Receptors, CXCR3/metabolism , Signal Transduction/physiology , beta-Arrestins/metabolism , Amino Acid Sequence , HEK293 Cells , Humans , Luciferases, Renilla/metabolism , Protein Isoforms/genetics , Protein Isoforms/metabolism , Receptors, CXCR3/genetics , beta-Arrestins/genetics
Biased agonism, the ability of a receptor to differentially activate downstream signaling pathways depending on binding of a "biased" agonist compared to a "balanced" agonist, is a well-established paradigm for G protein-coupled receptor (GPCR) signaling. Biased agonists have the promise to act as smarter drugs by specifically targeting pathogenic or therapeutic signaling pathways while avoiding others that could lead to side effects.
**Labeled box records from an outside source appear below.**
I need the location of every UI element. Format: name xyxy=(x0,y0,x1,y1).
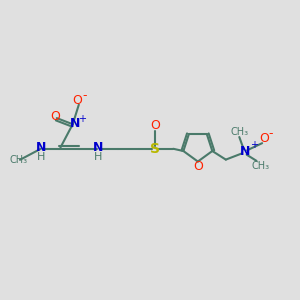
Text: H: H xyxy=(94,152,102,162)
Text: O: O xyxy=(150,119,160,133)
Text: O: O xyxy=(50,110,60,123)
Text: S: S xyxy=(150,142,160,156)
Text: H: H xyxy=(38,152,46,162)
Text: CH₃: CH₃ xyxy=(10,155,28,165)
Text: N: N xyxy=(93,141,103,154)
Text: -: - xyxy=(83,89,87,103)
Text: +: + xyxy=(250,140,257,150)
Text: -: - xyxy=(268,127,273,140)
Text: N: N xyxy=(70,116,80,130)
Text: O: O xyxy=(73,94,82,107)
Text: CH₃: CH₃ xyxy=(230,127,248,137)
Text: O: O xyxy=(259,132,269,145)
Text: CH₃: CH₃ xyxy=(251,161,269,171)
Text: N: N xyxy=(36,141,47,154)
Text: O: O xyxy=(193,160,203,173)
Text: +: + xyxy=(78,114,86,124)
Text: N: N xyxy=(240,145,250,158)
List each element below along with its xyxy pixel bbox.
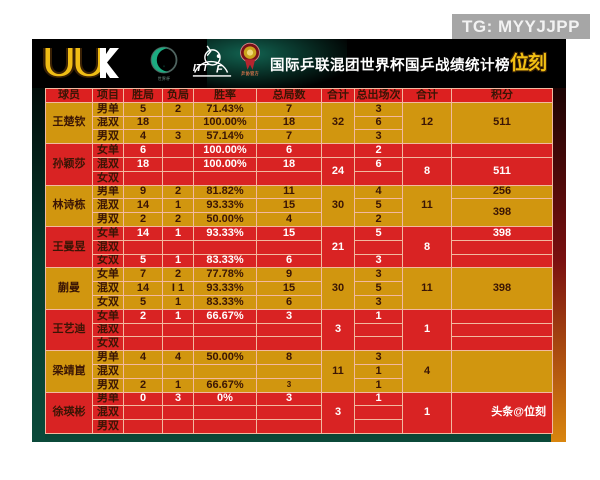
svg-text:ITT: ITT — [193, 63, 209, 74]
svg-text:F: F — [216, 64, 224, 76]
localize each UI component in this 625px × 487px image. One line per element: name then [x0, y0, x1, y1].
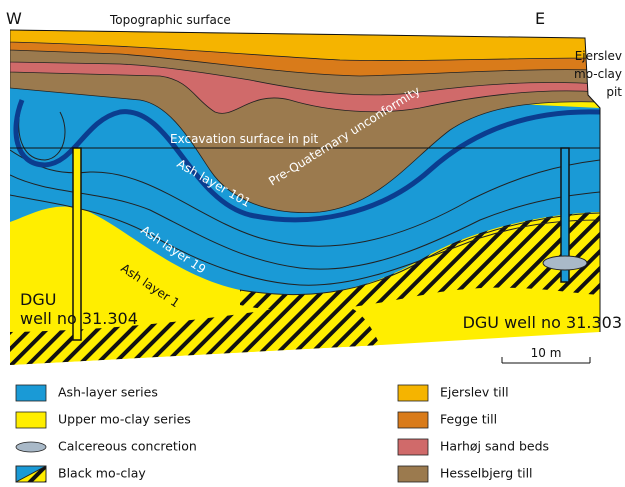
legend-label: Ejerslev till [440, 385, 509, 400]
legend-label: Harhøj sand beds [440, 439, 549, 454]
scale-label: 10 m [531, 346, 562, 360]
legend-label: Black mo-clay [58, 466, 146, 481]
surface-label: Topographic surface [109, 13, 231, 27]
cross-section [10, 30, 600, 365]
well-label: DGU [20, 290, 56, 309]
legend-label: Fegge till [440, 412, 497, 427]
well-label: DGU well no 31.303 [463, 313, 622, 332]
pit-label: Ejerslev [575, 49, 622, 63]
west-label: W [6, 9, 22, 28]
well-label: well no 31.304 [20, 309, 138, 328]
legend [15, 384, 429, 483]
scale-bar [501, 357, 591, 364]
legend-label: Ash-layer series [58, 385, 158, 400]
pit-label: pit [606, 85, 622, 99]
legend-label: Upper mo-clay series [58, 412, 191, 427]
legend-label: Hesselbjerg till [440, 466, 533, 481]
excavation-label: Excavation surface in pit [170, 132, 319, 146]
legend-label: Calcereous concretion [58, 439, 197, 454]
east-label: E [535, 9, 545, 28]
pit-label: mo-clay [574, 67, 622, 81]
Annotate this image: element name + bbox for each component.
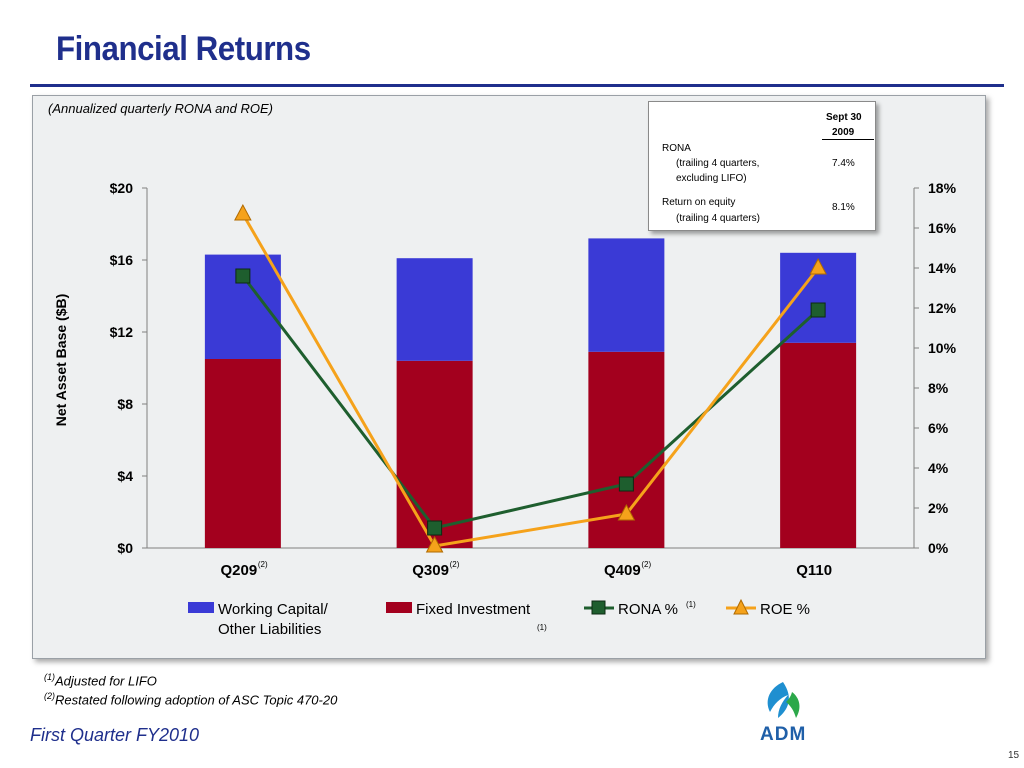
legend-marker-rona — [591, 600, 606, 615]
y-tick-label-right: 0% — [928, 540, 949, 556]
legend-rona-superscript: (1) — [686, 600, 696, 609]
y-tick-label-left: $0 — [117, 540, 133, 556]
legend-fixed-superscript: (1) — [537, 623, 547, 632]
y-tick-label-right: 18% — [928, 180, 957, 196]
table-roe-value: 8.1% — [832, 202, 855, 213]
line-roe — [241, 213, 820, 548]
y-axis-title: Net Asset Base ($B) — [53, 294, 69, 427]
bar-working — [588, 238, 665, 352]
bar-fixed — [780, 342, 857, 548]
table-rona-sub1: (trailing 4 quarters, — [676, 158, 760, 169]
page-title: Financial Returns — [56, 30, 311, 68]
legend-swatch-fixed-investment — [386, 602, 412, 613]
legend-label-rona: RONA % — [618, 601, 678, 618]
footnote-1-text: Adjusted for LIFO — [55, 673, 157, 689]
footnote-2: (2)Restated following adoption of ASC To… — [44, 691, 337, 707]
table-roe-label: Return on equity — [662, 197, 736, 208]
x-tick-label: Q309 — [412, 562, 449, 579]
footer-period: First Quarter FY2010 — [30, 725, 200, 745]
page-number: 15 — [1008, 750, 1020, 761]
marker-rona — [810, 302, 826, 318]
y-tick-label-right: 4% — [928, 460, 949, 476]
y-tick-label-right: 12% — [928, 300, 957, 316]
y-tick-label-left: $12 — [110, 324, 134, 340]
table-rona-value: 7.4% — [832, 158, 855, 169]
logo-text: ADM — [760, 724, 807, 745]
footnote-1: (1)Adjusted for LIFO — [44, 672, 157, 688]
table-header-rule — [822, 139, 874, 140]
x-tick-label: Q409 — [604, 562, 641, 579]
legend-marker-roe — [733, 598, 749, 615]
footnote-2-text: Restated following adoption of ASC Topic… — [55, 692, 338, 708]
chart-subtitle: (Annualized quarterly RONA and ROE) — [48, 101, 273, 116]
y-tick-label-left: $16 — [110, 252, 134, 268]
y-tick-label-left: $8 — [117, 396, 133, 412]
table-rona-label: RONA — [662, 143, 691, 154]
footnote-2-mark: (2) — [44, 691, 55, 701]
y-tick-label-right: 10% — [928, 340, 957, 356]
legend-label-roe: ROE % — [760, 601, 810, 618]
title-divider — [30, 84, 1004, 87]
marker-roe — [809, 257, 827, 275]
legend-swatch-working-capital — [188, 602, 214, 613]
table-roe-sub: (trailing 4 quarters) — [676, 213, 760, 224]
bar-fixed — [204, 359, 281, 548]
returns-table — [648, 101, 876, 231]
marker-roe — [234, 203, 252, 221]
marker-rona — [235, 268, 251, 284]
marker-roe — [425, 535, 444, 553]
y-tick-label-right: 8% — [928, 380, 949, 396]
y-tick-label-right: 6% — [928, 420, 949, 436]
table-rona-sub2: excluding LIFO) — [676, 173, 747, 184]
legend-label-fixed-investment: Fixed Investment — [416, 601, 531, 618]
y-tick-label-right: 2% — [928, 500, 949, 516]
marker-roe — [617, 503, 636, 521]
x-tick-superscript: (2) — [450, 560, 460, 569]
bar-working — [396, 258, 473, 361]
y-tick-label-right: 14% — [928, 260, 957, 276]
legend-label-working-capital-line1: Working Capital/ — [218, 601, 329, 618]
adm-logo-icon — [767, 682, 800, 718]
footnote-1-mark: (1) — [44, 672, 55, 682]
marker-rona — [618, 476, 634, 492]
line-rona — [241, 275, 820, 530]
x-tick-superscript: (2) — [641, 560, 651, 569]
y-tick-label-left: $20 — [110, 180, 134, 196]
x-tick-superscript: (2) — [258, 560, 268, 569]
table-header-date: Sept 30 — [826, 112, 862, 123]
table-header-year: 2009 — [832, 127, 855, 138]
y-tick-label-right: 16% — [928, 220, 957, 236]
x-tick-label: Q110 — [796, 562, 832, 579]
legend-label-working-capital-line2: Other Liabilities — [218, 621, 321, 638]
y-tick-label-left: $4 — [117, 468, 133, 484]
x-tick-label: Q209 — [221, 562, 258, 579]
bar-fixed — [396, 360, 473, 548]
marker-rona — [427, 520, 443, 536]
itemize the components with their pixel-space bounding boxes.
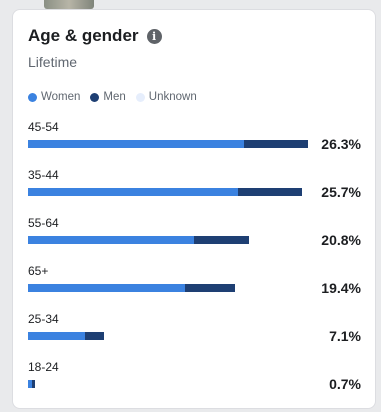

A number of biased agonists targeting a wide array of GPCRs have been described, primarily based on their signaling in pharmacological assays. However, with the promise of biased agonists as novel therapeutics, comes the peril of not fully characterizing and understanding the activities of these compounds. Indeed, it is likely that some of the compounds that have been described as biased, may not be if quantitative approaches for bias assessment are used. Moreover, cell specific effects can result in "system bias" that cannot be accounted by current approaches for quantifying ligand bias. Other confounding includes kinetic effects which can alter apparent bias and differential propagation of biological signal that results in different levels of amplification of reporters downstream of the same effector. Moreover, the effects of biased agonists frequently cannot be predicted from their pharmacological profiles, and must be tested in the vivo physiological context. Thus, the development of biased agonists as drugs requires a detailed pharmacological characterization, involving both qualitative and quantitative approaches, and a detailed physiological characterization. With this understanding, we stand on the edge of a new era of smarter drugs that target GPCRs.